Amidst my seemingly insurmountable challenges in an unfamiliar locale, I spent countless nights gazing up at the stars with tears flowing down my face. My heart longed for the fond recollections of home – a refuge where I could feel comforted by the arms of my parents and savor beloved homemade delicacies. Home, that is my haven.

When the day of leaving home came, I longed to reverse time and shrink myself like Doraemon so I could still enjoy my mother’s exquisite cooking and take my parents on journeys to the mountains and rivers. Yet I remained unable to break free due to various obstacles and gradually began drowning in regret for all the chances I had missed. Through it all, the memory of their smile kept me buoyant.

Motivated to avoid any further regret, I made a bold and determined decision to go home. For some time, guilt and self-blame had kept me in an almost paralyzing prison of my own making. But now my resolution was firm. Without delay, I booked a flight online and shared the news with my parents; their exuberant tones on the phone rising by eight decibels of joy! In an instant, our hearts were closely connected – this is love.
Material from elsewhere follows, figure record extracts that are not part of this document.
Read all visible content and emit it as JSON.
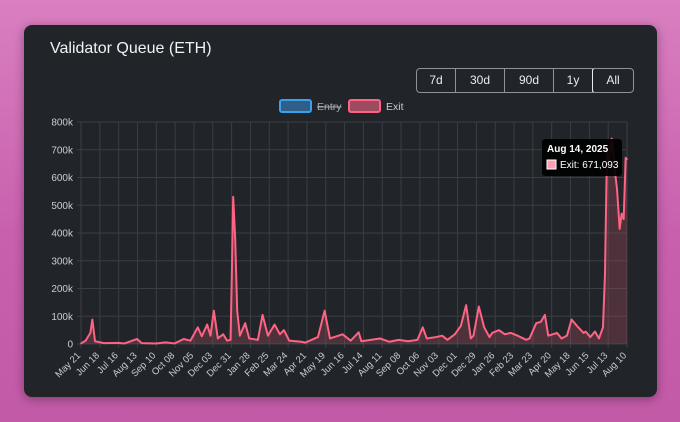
{
  "card": {
    "title": "Validator Queue (ETH)"
  },
  "range_buttons": [
    {
      "label": "7d",
      "active": false
    },
    {
      "label": "30d",
      "active": false
    },
    {
      "label": "90d",
      "active": false
    },
    {
      "label": "1y",
      "active": false
    },
    {
      "label": "All",
      "active": true
    }
  ],
  "colors": {
    "entry_border": "#36a2eb",
    "entry_fill": "#2f5f88",
    "exit_border": "#ff6384",
    "exit_fill": "#a04a5f",
    "grid": "#3a3f45",
    "text": "#c9cdd2",
    "tooltip_bg": "#000000"
  },
  "tooltip": {
    "title": "Aug 14, 2025",
    "label": "Exit: 671,093"
  },
  "chart_data": {
    "type": "line",
    "title": "",
    "xlabel": "",
    "ylabel": "",
    "ylim": [
      0,
      800000
    ],
    "yticks": [
      0,
      100000,
      200000,
      300000,
      400000,
      500000,
      600000,
      700000,
      800000
    ],
    "ytick_labels": [
      "0",
      "100k",
      "200k",
      "300k",
      "400k",
      "500k",
      "600k",
      "700k",
      "800k"
    ],
    "grid": true,
    "legend_position": "top",
    "x_tick_labels": [
      "May 21",
      "Jun 18",
      "Jul 16",
      "Aug 13",
      "Sep 10",
      "Oct 08",
      "Nov 05",
      "Dec 03",
      "Dec 31",
      "Jan 28",
      "Feb 25",
      "Mar 24",
      "Apr 21",
      "May 19",
      "Jun 16",
      "Jul 14",
      "Aug 11",
      "Sep 08",
      "Oct 06",
      "Nov 03",
      "Dec 01",
      "Dec 29",
      "Jan 26",
      "Feb 23",
      "Mar 23",
      "Apr 20",
      "May 18",
      "Jun 15",
      "Jul 13",
      "Aug 10"
    ],
    "series": [
      {
        "name": "Entry",
        "hidden": true,
        "points": []
      },
      {
        "name": "Exit",
        "hidden": false,
        "points": [
          [
            "2023-05-21",
            2000
          ],
          [
            "2023-05-28",
            12000
          ],
          [
            "2023-06-04",
            40000
          ],
          [
            "2023-06-07",
            88000
          ],
          [
            "2023-06-11",
            10000
          ],
          [
            "2023-06-25",
            3000
          ],
          [
            "2023-07-16",
            4000
          ],
          [
            "2023-07-25",
            2000
          ],
          [
            "2023-08-13",
            18000
          ],
          [
            "2023-08-20",
            3000
          ],
          [
            "2023-09-10",
            2000
          ],
          [
            "2023-09-25",
            6000
          ],
          [
            "2023-10-08",
            2000
          ],
          [
            "2023-10-22",
            18000
          ],
          [
            "2023-11-01",
            12000
          ],
          [
            "2023-11-12",
            60000
          ],
          [
            "2023-11-18",
            28000
          ],
          [
            "2023-11-26",
            70000
          ],
          [
            "2023-12-01",
            30000
          ],
          [
            "2023-12-06",
            120000
          ],
          [
            "2023-12-12",
            20000
          ],
          [
            "2023-12-20",
            35000
          ],
          [
            "2023-12-26",
            12000
          ],
          [
            "2023-12-31",
            15000
          ],
          [
            "2024-01-02",
            250000
          ],
          [
            "2024-01-04",
            530000
          ],
          [
            "2024-01-07",
            380000
          ],
          [
            "2024-01-10",
            120000
          ],
          [
            "2024-01-14",
            30000
          ],
          [
            "2024-01-22",
            75000
          ],
          [
            "2024-01-28",
            20000
          ],
          [
            "2024-02-10",
            15000
          ],
          [
            "2024-02-17",
            105000
          ],
          [
            "2024-02-25",
            30000
          ],
          [
            "2024-03-06",
            70000
          ],
          [
            "2024-03-14",
            35000
          ],
          [
            "2024-03-20",
            50000
          ],
          [
            "2024-03-28",
            12000
          ],
          [
            "2024-04-15",
            8000
          ],
          [
            "2024-04-21",
            5000
          ],
          [
            "2024-05-10",
            25000
          ],
          [
            "2024-05-20",
            120000
          ],
          [
            "2024-05-28",
            20000
          ],
          [
            "2024-06-16",
            35000
          ],
          [
            "2024-06-28",
            12000
          ],
          [
            "2024-07-10",
            42000
          ],
          [
            "2024-07-14",
            10000
          ],
          [
            "2024-08-11",
            20000
          ],
          [
            "2024-08-25",
            8000
          ],
          [
            "2024-09-08",
            15000
          ],
          [
            "2024-09-22",
            10000
          ],
          [
            "2024-10-06",
            15000
          ],
          [
            "2024-10-14",
            60000
          ],
          [
            "2024-10-20",
            20000
          ],
          [
            "2024-11-03",
            25000
          ],
          [
            "2024-11-12",
            30000
          ],
          [
            "2024-11-20",
            15000
          ],
          [
            "2024-12-01",
            35000
          ],
          [
            "2024-12-10",
            65000
          ],
          [
            "2024-12-18",
            140000
          ],
          [
            "2024-12-25",
            20000
          ],
          [
            "2024-12-29",
            30000
          ],
          [
            "2025-01-06",
            135000
          ],
          [
            "2025-01-14",
            60000
          ],
          [
            "2025-01-22",
            25000
          ],
          [
            "2025-01-26",
            40000
          ],
          [
            "2025-02-05",
            50000
          ],
          [
            "2025-02-14",
            35000
          ],
          [
            "2025-02-23",
            40000
          ],
          [
            "2025-03-05",
            30000
          ],
          [
            "2025-03-18",
            15000
          ],
          [
            "2025-03-23",
            20000
          ],
          [
            "2025-04-02",
            75000
          ],
          [
            "2025-04-09",
            80000
          ],
          [
            "2025-04-15",
            105000
          ],
          [
            "2025-04-20",
            30000
          ],
          [
            "2025-05-03",
            40000
          ],
          [
            "2025-05-10",
            20000
          ],
          [
            "2025-05-18",
            30000
          ],
          [
            "2025-05-25",
            88000
          ],
          [
            "2025-06-04",
            60000
          ],
          [
            "2025-06-12",
            40000
          ],
          [
            "2025-06-15",
            45000
          ],
          [
            "2025-06-22",
            25000
          ],
          [
            "2025-06-29",
            45000
          ],
          [
            "2025-07-05",
            20000
          ],
          [
            "2025-07-11",
            60000
          ],
          [
            "2025-07-14",
            250000
          ],
          [
            "2025-07-17",
            700000
          ],
          [
            "2025-07-20",
            660000
          ],
          [
            "2025-07-24",
            740000
          ],
          [
            "2025-07-28",
            640000
          ],
          [
            "2025-08-01",
            560000
          ],
          [
            "2025-08-05",
            415000
          ],
          [
            "2025-08-08",
            470000
          ],
          [
            "2025-08-11",
            450000
          ],
          [
            "2025-08-14",
            671093
          ],
          [
            "2025-08-16",
            665000
          ]
        ]
      }
    ]
  }
}
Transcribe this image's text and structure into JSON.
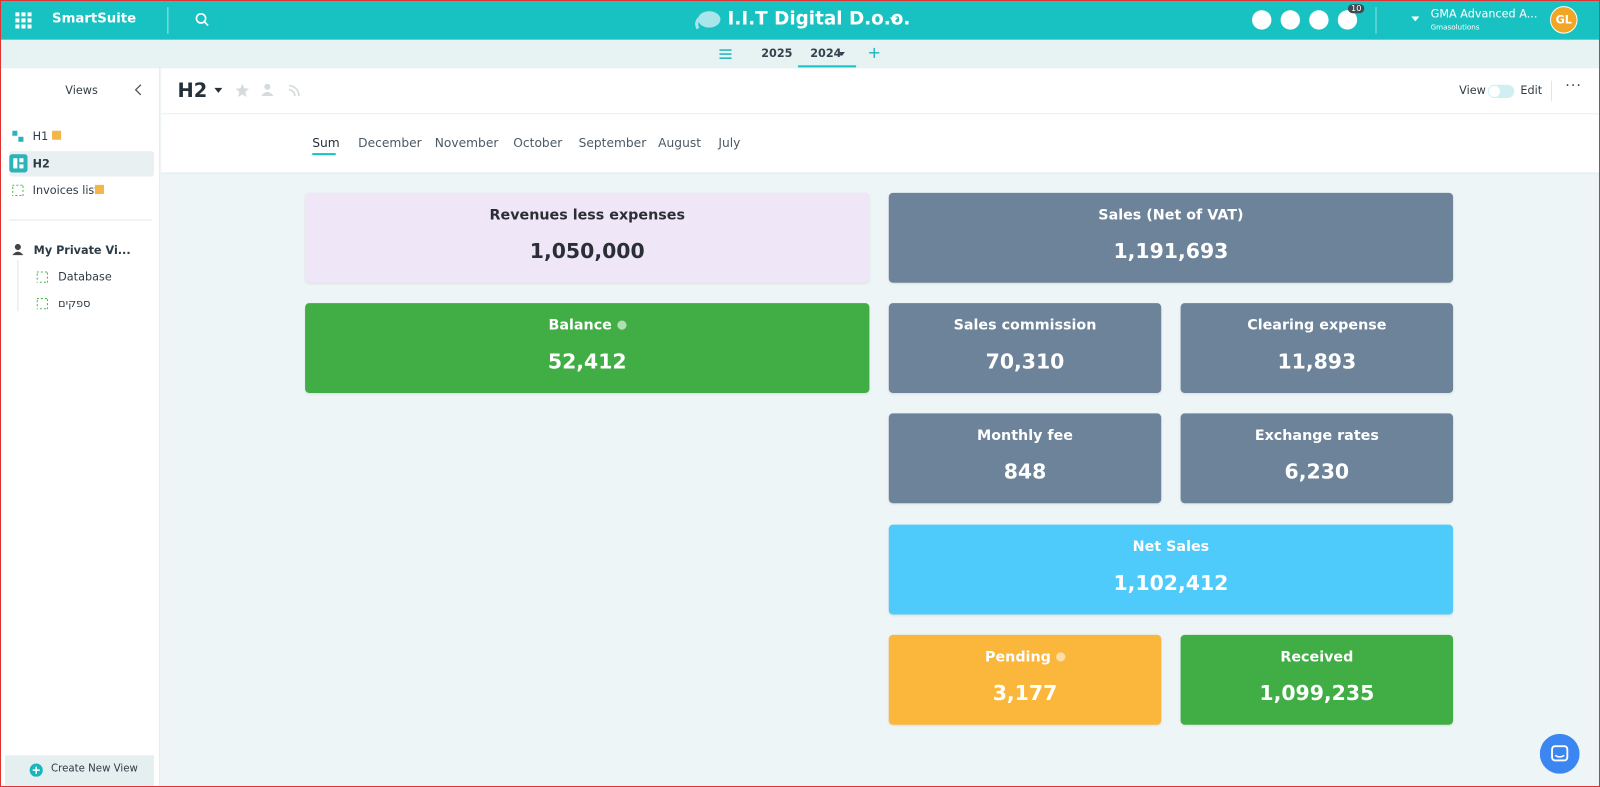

As I eagerly anticipated my return home, I could not help but feel excited. The date of my flight to my hometown was nearing, and most of my conversations with my parents revolved around what gifts to bring them. I believe this is the sentiment of those living away from home — returning just once or twice a year, every moment spent together is a rarity that is held especially dear. Thus, I am determined to find ways to strike a balance between the two places and carve out ample time with my beloved parents. Through this endeavor, we will build memories that will remain embedded in my heart even when I need to depart once again for work.

As for me, the love for my parents radiates deeply within me. How about you?